Some network devices (e.g., router1) have multiple management or out-of-band IPs across different subnets.
Currently, when these are discovered, Zabbix creates multiple hosts - router1, router1_2, router1_3, etc.
Expected Behavior
- When a new discovery rule detects a device whose uniqueness criteria value (for example, SNMP sysName or sysObjectID) already exists in the system,
the server should not create a new host, but rather:- Trigger the discovery action logic (e.g., assign/update tags, update groups)
- Optionally update host interfaces or merge new IPs into the existing host (configurable)

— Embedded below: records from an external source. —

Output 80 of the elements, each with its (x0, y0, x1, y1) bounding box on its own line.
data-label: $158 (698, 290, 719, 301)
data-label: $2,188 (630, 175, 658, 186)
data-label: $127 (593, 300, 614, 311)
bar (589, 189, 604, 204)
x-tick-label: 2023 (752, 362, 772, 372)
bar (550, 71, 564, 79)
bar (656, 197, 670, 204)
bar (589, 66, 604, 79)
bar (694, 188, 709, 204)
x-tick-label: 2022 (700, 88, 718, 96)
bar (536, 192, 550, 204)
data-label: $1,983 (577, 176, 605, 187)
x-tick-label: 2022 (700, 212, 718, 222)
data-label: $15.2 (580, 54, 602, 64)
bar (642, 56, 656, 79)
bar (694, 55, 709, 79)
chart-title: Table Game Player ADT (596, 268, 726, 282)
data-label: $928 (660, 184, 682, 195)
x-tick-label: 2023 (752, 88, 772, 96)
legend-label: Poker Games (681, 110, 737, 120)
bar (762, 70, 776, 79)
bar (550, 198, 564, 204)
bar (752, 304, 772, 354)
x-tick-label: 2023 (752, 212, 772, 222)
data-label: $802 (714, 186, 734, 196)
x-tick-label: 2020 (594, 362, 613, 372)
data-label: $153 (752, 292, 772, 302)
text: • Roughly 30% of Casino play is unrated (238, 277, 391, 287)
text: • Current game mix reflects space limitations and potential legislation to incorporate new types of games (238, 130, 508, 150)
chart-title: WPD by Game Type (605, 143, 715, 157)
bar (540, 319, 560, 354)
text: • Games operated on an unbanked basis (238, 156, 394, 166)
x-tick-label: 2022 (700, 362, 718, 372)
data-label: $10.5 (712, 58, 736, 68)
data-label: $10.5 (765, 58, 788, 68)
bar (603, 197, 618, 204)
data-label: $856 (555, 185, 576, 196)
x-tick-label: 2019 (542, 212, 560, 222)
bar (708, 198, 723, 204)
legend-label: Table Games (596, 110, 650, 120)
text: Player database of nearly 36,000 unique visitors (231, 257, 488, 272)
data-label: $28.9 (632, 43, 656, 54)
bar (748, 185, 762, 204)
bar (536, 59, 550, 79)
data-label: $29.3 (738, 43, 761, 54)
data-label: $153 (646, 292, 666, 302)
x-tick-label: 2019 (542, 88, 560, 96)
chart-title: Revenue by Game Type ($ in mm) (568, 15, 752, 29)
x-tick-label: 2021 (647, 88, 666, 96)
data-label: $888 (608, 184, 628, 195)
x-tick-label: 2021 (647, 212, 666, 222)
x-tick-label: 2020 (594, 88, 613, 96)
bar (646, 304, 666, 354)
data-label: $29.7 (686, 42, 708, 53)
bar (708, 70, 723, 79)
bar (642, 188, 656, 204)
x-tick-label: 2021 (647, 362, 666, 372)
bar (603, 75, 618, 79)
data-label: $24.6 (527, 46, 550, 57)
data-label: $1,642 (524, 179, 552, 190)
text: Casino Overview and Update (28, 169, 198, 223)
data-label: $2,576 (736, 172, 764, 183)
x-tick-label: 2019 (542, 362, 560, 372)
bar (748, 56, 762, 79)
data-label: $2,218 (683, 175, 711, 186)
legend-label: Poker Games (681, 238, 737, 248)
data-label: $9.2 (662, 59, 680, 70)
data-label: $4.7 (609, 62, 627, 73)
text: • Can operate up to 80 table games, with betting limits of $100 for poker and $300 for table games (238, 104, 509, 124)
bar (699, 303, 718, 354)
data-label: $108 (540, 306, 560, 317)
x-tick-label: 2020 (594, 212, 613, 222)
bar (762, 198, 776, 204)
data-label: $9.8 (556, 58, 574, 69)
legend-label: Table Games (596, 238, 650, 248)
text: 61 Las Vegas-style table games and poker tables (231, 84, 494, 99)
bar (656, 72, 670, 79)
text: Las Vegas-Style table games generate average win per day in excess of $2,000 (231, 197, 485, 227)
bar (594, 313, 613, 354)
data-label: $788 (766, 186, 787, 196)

- Skip creating an additional host object
Why This Matters
- In large environments with thousands of network devices, especially OOB routers and management interfaces, it’s impossible to know all IPs in advance.
- Overlapping discovery ranges are unavoidable, and duplicate hosts cause incorrect alerts, duplicate triggers, and unnecessary database load.
- Allowing Zabbix to respect the Device uniqueness criteria globally across rules will make network discovery scalable and logical.
This feature would align host creation with real-world SNMP identity rather than IP-based logic, while still preserving the current tagging/grouping workflow per rule.